Once your child goes 7-10 in a row of “off” days, you can elect whether to keep your child with you all day, or start a “quiet” time. It’s important that you decide early on in the process of dropping to 0 naps if you’d like your child to have daily quiet time, because quiet time will simply replace your child’s “on” days.
How to start quiet time
Once your child has dropped their naps, take them to their room and tell them, “You don’t need to sleep, but you need to rest.” Then use a toddler clock to let your child know when rest time is over.

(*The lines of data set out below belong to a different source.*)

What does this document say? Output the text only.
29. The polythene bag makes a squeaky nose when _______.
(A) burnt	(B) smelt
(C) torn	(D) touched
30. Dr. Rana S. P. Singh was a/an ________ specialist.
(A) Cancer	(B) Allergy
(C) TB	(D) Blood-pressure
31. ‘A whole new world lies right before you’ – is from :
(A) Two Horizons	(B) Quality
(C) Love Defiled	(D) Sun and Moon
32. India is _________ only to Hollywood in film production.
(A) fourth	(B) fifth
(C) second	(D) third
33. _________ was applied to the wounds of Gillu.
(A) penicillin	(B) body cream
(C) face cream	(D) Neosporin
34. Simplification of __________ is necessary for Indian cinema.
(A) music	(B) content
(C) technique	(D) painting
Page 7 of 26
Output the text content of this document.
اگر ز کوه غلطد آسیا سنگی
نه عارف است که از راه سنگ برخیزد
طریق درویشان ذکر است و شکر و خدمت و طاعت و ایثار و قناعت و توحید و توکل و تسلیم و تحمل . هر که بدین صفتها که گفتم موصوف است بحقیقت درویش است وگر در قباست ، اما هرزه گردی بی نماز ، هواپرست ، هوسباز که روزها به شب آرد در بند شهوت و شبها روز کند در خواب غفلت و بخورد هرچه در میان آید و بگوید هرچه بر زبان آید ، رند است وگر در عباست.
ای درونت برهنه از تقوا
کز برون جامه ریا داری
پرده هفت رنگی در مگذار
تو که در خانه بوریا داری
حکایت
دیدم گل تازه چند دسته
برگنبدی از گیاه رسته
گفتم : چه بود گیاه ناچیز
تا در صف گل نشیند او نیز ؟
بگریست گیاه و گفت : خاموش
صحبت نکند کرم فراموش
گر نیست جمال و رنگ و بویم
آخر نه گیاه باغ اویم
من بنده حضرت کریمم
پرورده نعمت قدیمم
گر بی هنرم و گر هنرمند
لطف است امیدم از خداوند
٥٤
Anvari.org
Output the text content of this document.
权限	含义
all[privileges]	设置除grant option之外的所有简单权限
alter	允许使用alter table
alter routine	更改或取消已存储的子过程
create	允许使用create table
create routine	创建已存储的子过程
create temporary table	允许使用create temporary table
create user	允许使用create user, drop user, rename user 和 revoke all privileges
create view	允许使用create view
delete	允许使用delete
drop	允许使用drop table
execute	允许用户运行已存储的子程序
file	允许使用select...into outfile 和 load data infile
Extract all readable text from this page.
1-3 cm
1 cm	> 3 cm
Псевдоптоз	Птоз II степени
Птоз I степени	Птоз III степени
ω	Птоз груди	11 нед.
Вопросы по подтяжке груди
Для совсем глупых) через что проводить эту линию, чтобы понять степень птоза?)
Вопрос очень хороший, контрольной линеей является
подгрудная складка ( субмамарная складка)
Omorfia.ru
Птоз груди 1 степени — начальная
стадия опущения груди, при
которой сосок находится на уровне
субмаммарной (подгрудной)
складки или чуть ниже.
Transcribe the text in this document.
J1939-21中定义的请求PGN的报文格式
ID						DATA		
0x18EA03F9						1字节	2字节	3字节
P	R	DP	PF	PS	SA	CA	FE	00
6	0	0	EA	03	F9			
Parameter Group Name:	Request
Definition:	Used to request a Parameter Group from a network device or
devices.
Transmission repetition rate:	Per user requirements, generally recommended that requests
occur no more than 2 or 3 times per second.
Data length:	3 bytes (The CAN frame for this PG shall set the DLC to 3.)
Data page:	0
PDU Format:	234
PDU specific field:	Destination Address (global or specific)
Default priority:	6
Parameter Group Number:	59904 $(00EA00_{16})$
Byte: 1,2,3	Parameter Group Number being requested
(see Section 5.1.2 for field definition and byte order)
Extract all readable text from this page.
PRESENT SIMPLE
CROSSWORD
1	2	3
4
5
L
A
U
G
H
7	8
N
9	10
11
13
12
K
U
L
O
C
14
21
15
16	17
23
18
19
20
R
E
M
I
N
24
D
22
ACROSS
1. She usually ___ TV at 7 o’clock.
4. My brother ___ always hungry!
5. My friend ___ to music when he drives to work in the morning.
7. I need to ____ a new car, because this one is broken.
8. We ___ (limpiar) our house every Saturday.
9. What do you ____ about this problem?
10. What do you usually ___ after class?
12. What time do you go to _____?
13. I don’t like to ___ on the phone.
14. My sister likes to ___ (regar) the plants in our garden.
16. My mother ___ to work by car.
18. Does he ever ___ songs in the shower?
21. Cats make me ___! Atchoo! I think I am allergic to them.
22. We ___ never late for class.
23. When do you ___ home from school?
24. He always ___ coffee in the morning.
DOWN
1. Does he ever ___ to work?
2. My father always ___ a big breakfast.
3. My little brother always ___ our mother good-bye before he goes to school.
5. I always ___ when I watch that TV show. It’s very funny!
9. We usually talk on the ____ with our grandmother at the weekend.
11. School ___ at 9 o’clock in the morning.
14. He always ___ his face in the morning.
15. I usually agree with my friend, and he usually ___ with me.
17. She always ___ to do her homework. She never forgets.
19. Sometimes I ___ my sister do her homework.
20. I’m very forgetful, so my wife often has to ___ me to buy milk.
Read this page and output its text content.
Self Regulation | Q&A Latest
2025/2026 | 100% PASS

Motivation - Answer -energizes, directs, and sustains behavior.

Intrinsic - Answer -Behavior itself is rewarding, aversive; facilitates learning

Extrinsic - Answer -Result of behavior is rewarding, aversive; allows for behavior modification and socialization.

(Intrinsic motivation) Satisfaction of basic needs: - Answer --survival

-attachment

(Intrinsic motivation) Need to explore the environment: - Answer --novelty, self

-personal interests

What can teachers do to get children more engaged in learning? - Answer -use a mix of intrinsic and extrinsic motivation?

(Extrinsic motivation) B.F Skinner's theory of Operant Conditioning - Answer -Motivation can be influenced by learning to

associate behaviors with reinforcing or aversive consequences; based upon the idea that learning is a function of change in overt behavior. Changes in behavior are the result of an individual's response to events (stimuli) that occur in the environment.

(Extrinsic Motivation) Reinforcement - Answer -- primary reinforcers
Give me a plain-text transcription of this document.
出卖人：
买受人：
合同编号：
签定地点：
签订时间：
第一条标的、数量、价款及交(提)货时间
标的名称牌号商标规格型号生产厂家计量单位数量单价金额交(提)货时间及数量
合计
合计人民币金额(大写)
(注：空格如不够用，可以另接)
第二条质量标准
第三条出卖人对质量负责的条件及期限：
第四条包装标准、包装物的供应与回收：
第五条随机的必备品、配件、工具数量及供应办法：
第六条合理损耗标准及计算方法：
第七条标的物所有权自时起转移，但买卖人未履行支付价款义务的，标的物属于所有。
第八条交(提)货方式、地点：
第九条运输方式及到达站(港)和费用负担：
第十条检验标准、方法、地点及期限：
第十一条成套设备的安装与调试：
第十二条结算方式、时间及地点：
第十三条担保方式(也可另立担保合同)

They may resist, but as long as you are certain they are safe, and their room is 100% child proofed, allow them to stay in their room with the door closed. (You can use a child proof door knob cover on their side of the door if you feel comfortable doing so.) You’ll want to do this for the full duration of quiet time.
If your child is resistant to quiet time, try starting with 15 minutes, and adding 3-4 minutes every 3-4 days. (The toddler clock is an essential tool here so your child knows when quiet time is over.) Praise them heavily at the end of quiet time, and reward them with a sticker or marshmallow, or whatever small object or treat you feel is appropriate. Make the end goal one hour of quiet time each day where your child either rests, or plays and entertains themselves independently. It’s best to avoid allowing any access to screens during quiet time in order to encourage this independent play.
- Keep attempting one daily nap for at least 60 minutes until your toddler is around 3 years old.
- When it’s time to transition to no nap, start with one day “off” followed by one day “on.”
- Continue adding one more “off” day before your next “on” day until you reach 7-10 “off” days in a row.
- Don’t let your toddler fall asleep on-the-go, or take a cat nap in the afternoon on “off” days. (THIS IS VITAL!)
- Take heart, and institute quiet time!